A few questions are relevant here. (1) Since when does the constitutionality of a statute depend on ‘consensus’? Are legislatures bound by such ‘consensual’ determinations in which they may not have much of a say? Finally, as a consequence of this, can constitutional principles be overridden by the State’s contractual obligations to private parties? By the same argument, if the union government were to claim in court, in the defense of an impugned legislation, that the statute was actually the outcome of a broad consensus amongst political parties and/or various lobbyists, would that suffice to meet the test of constitutionality? (2) The other question is the fate of this equity principle itself, so widely hailed in the press at the time Inamdar was decided. By allowing virtually the entire admission process to be choreographed and monitored by the government at every stage, the judgment while clearly not being the last word, in effect, seems to have given this principle a near-fatal blow if not a burial.

In fairness, the court did quote the key paragraph 125 from Inamdar which expounded this principle:
“. . . neither in the judgment of Pai Foundation nor in the Constitution Bench decision in Kerala Education Bill which was approved by Pai Foundation, is there anything which would allow the State to regulate or control admissions in the unaided professional educational institutions so as to compel them to give up a share of the available seats to the candidates chosen by the State, as if it was filling the seats available to be filled up at its discretion in such private institutions. This would amount to nationalization of seats which has been specifically disapproved in Pai Foundation. Such imposition of quota of State seats or enforcing reservation policy of the State on available seats in unaided professional institutions are acts constituting serious encroachment on the right and autonomy of private professional educational institutions. Such appropriation of seats can also not be held to be a regulatory measure in the interest of the minority within the meaning of Article 30(1) or a reasonable restriction within the meaning of Article 19(6) of the Constitution. Merely because the resources of the State in providing professional education are limited, private educational institutions, which intend to provide better professional education, cannot be forced by the State to make admissions available on the basis of reservation policy to less meritorious candidates. Unaided institutions, as they are not deriving any aid from State funds, can have their own admissions if fair, transparent, non-exploitative and based on merit.”
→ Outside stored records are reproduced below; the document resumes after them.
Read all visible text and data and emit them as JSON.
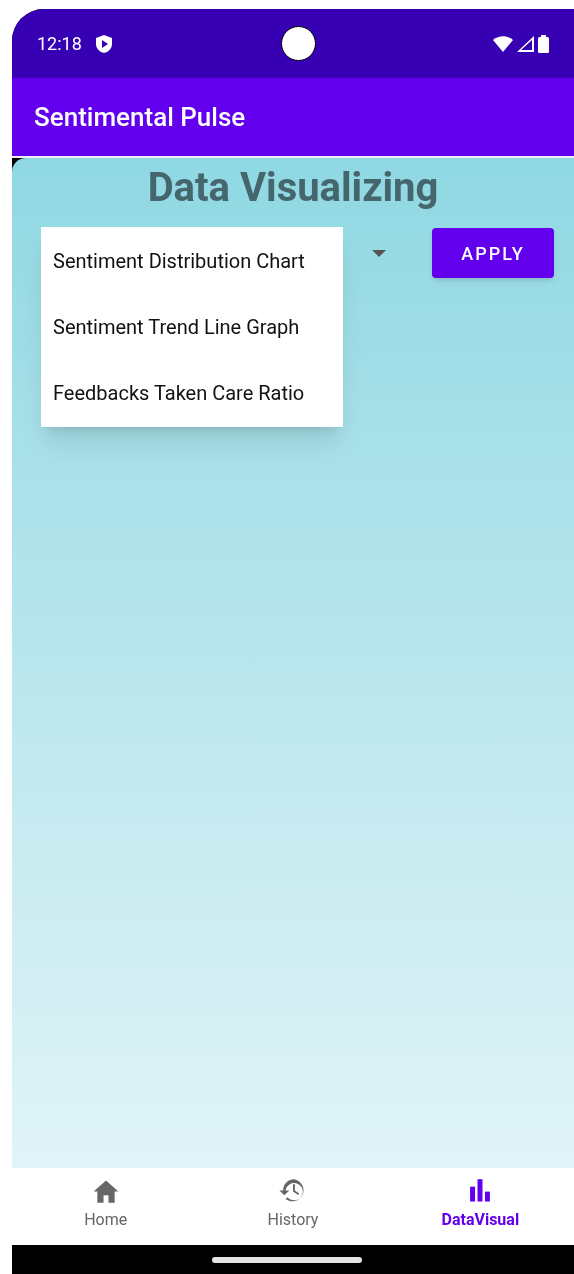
{
  "status_bar": {
    "time": "12:18"
  },
  "app_bar": {
    "title": "Sentimental Pulse"
  },
  "screen": {
    "heading": "Data Visualizing",
    "apply_button": "APPLY",
    "dropdown_menu": [
      {
        "label": "Sentiment Distribution Chart"
      },
      {
        "label": "Sentiment Trend Line Graph"
      },
      {
        "label": "Feedbacks Taken Care Ratio"
      }
    ]
  },
  "bottom_nav": [
    {
      "kind": "home",
      "label": "Home",
      "selected": false
    },
    {
      "kind": "history",
      "label": "History",
      "selected": false
    },
    {
      "kind": "chart",
      "label": "DataVisual",
      "selected": true
    }
  ]
}
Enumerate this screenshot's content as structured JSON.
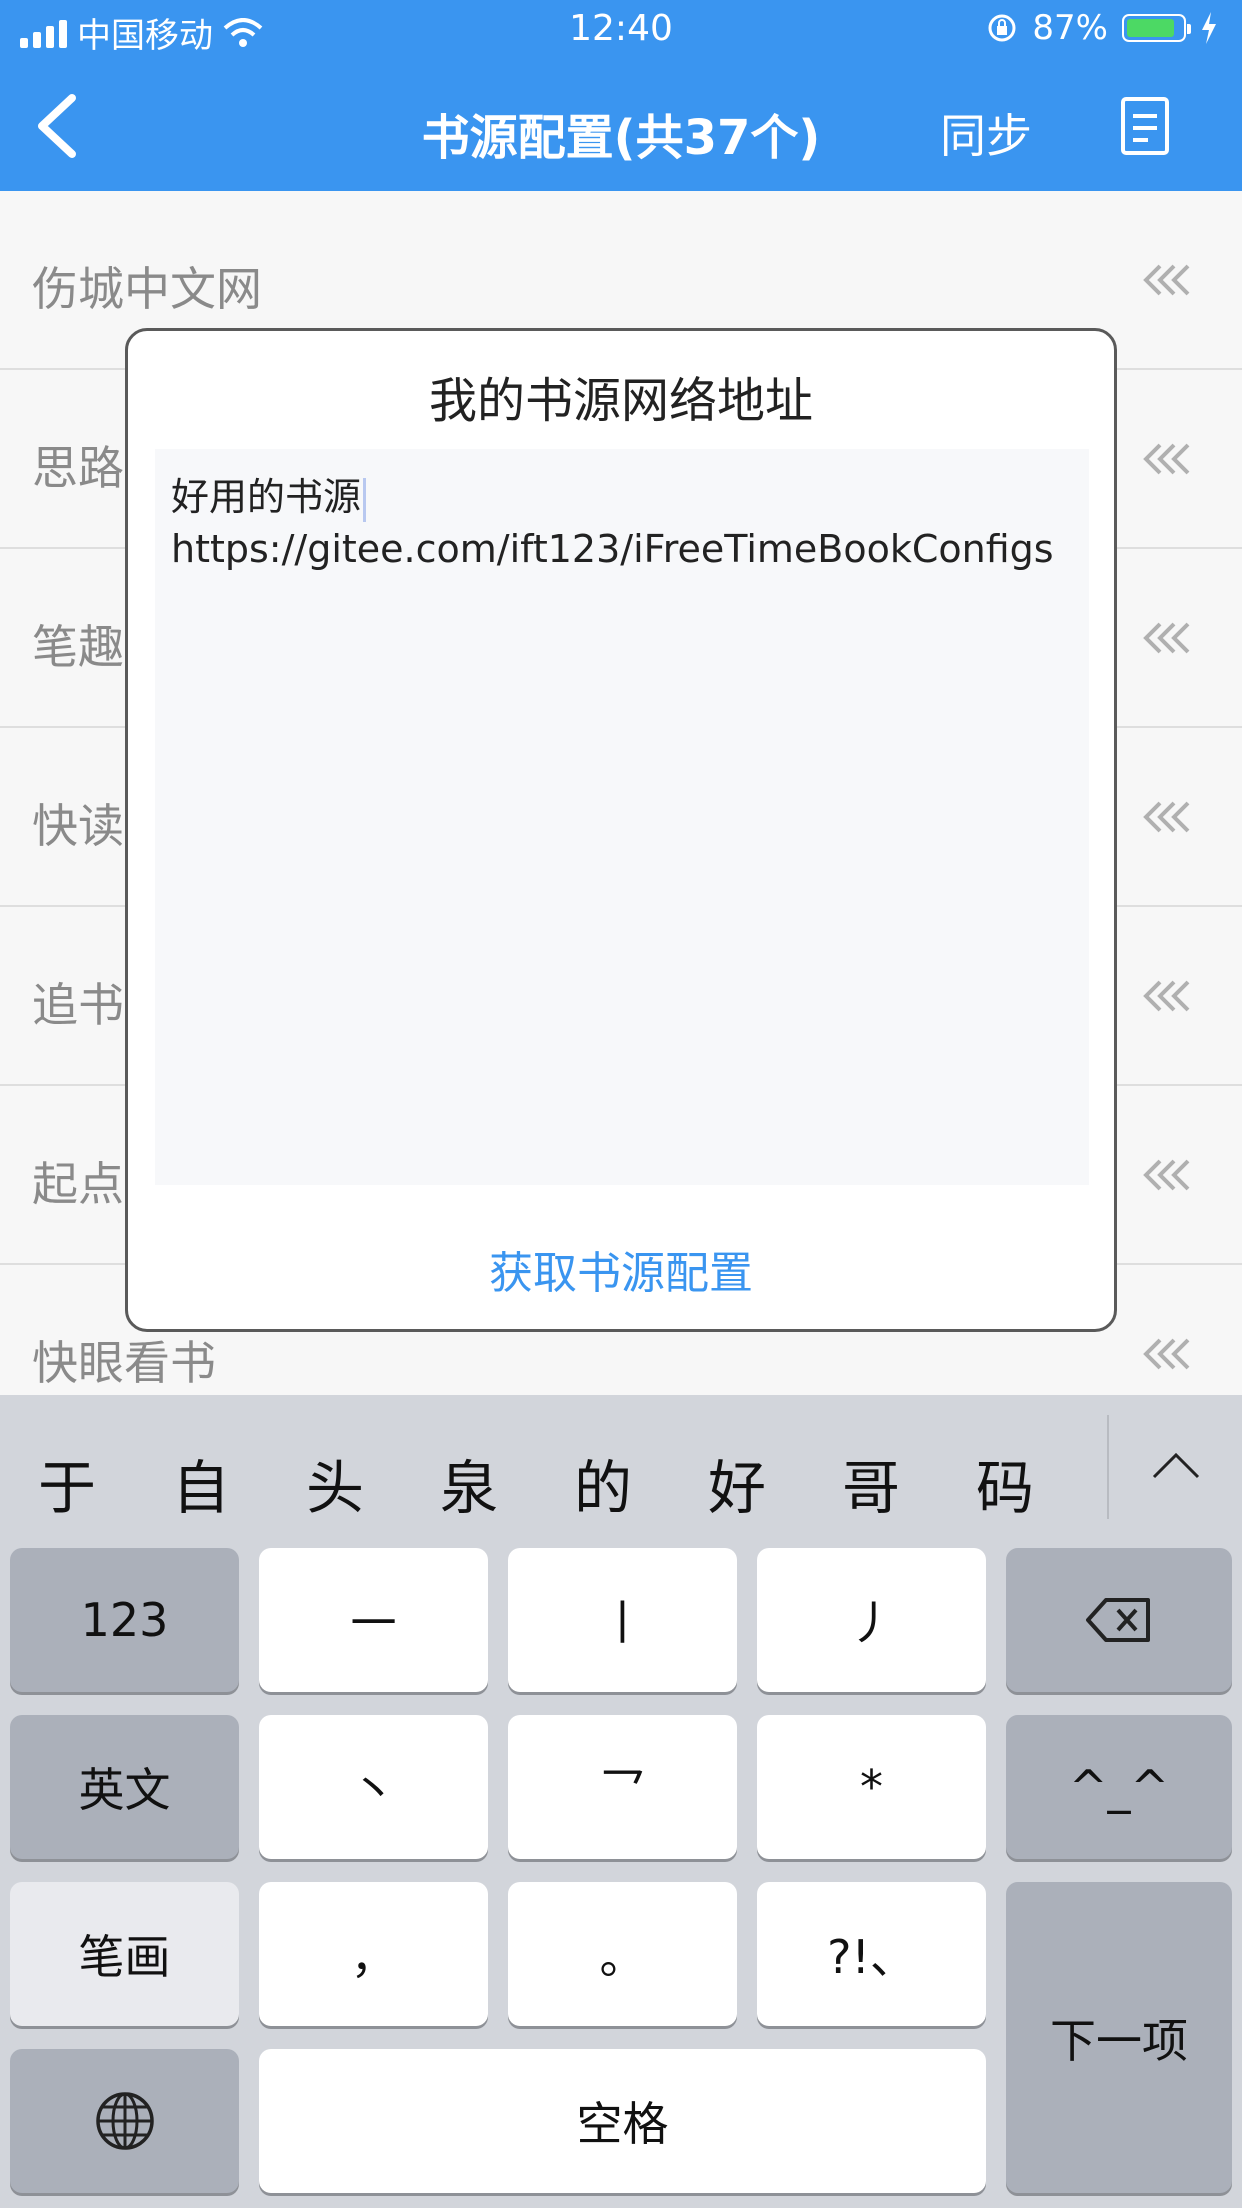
{
  "status": {
    "carrier": "中国移动",
    "time": "12:40",
    "battery_percent": "87%",
    "battery_level": 0.87
  },
  "nav": {
    "title": "书源配置(共37个)",
    "sync_label": "同步"
  },
  "list": {
    "items": [
      "伤城中文网",
      "思路",
      "笔趣",
      "快读",
      "追书",
      "起点",
      "快眼看书"
    ]
  },
  "dialog": {
    "title": "我的书源网络地址",
    "text_line1": "好用的书源",
    "text_line2": "https://gitee.com/ift123/iFreeTimeBookConfigs",
    "action_label": "获取书源配置"
  },
  "keyboard": {
    "candidates": [
      "于",
      "自",
      "头",
      "泉",
      "的",
      "好",
      "哥",
      "码"
    ],
    "keys": {
      "num": "123",
      "k1": "一",
      "k2": "丨",
      "k3": "丿",
      "eng": "英文",
      "k4": "丶",
      "k5": "乛",
      "k6": "*",
      "emoji": "^_^",
      "stroke": "笔画",
      "k7": "，",
      "k8": "。",
      "k9": "?!、",
      "next": "下一项",
      "space": "空格"
    }
  },
  "colors": {
    "accent": "#3a95f0",
    "battery": "#4cd964"
  }
}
As can be seen from the above paragraph, the principle is not so categorically stated but qualified by the need for the procedure to be ‘fair, transparent, non-exploitative and based on merit’ – the key question of who decides and how whether those criteria are met without violating institutional autonomy is left unaddressed (this begs the very question to be answered). To be sure, Pai Foundation did not cite any such principle and the bench in Inamdar which was only ‘interpreting’ it, while stating thus, tried its best to explain away the contradictions that it created with the examples cited in the former opinion. If J. Dhanapalan’s view also holds up in the Supreme Court, it would at least indicate one thing, namely, that the equity principle is at the most a default position which the state is free to overturn by appropriate legislation. That being the case, the belief that this is really a constitutional principle and integral to the basic structure is unlikely to hold water; on this basis alone, it would appear, at least the first part of Art. 15(5) (excluding the minority exception), currently under challenge, should hold up in court.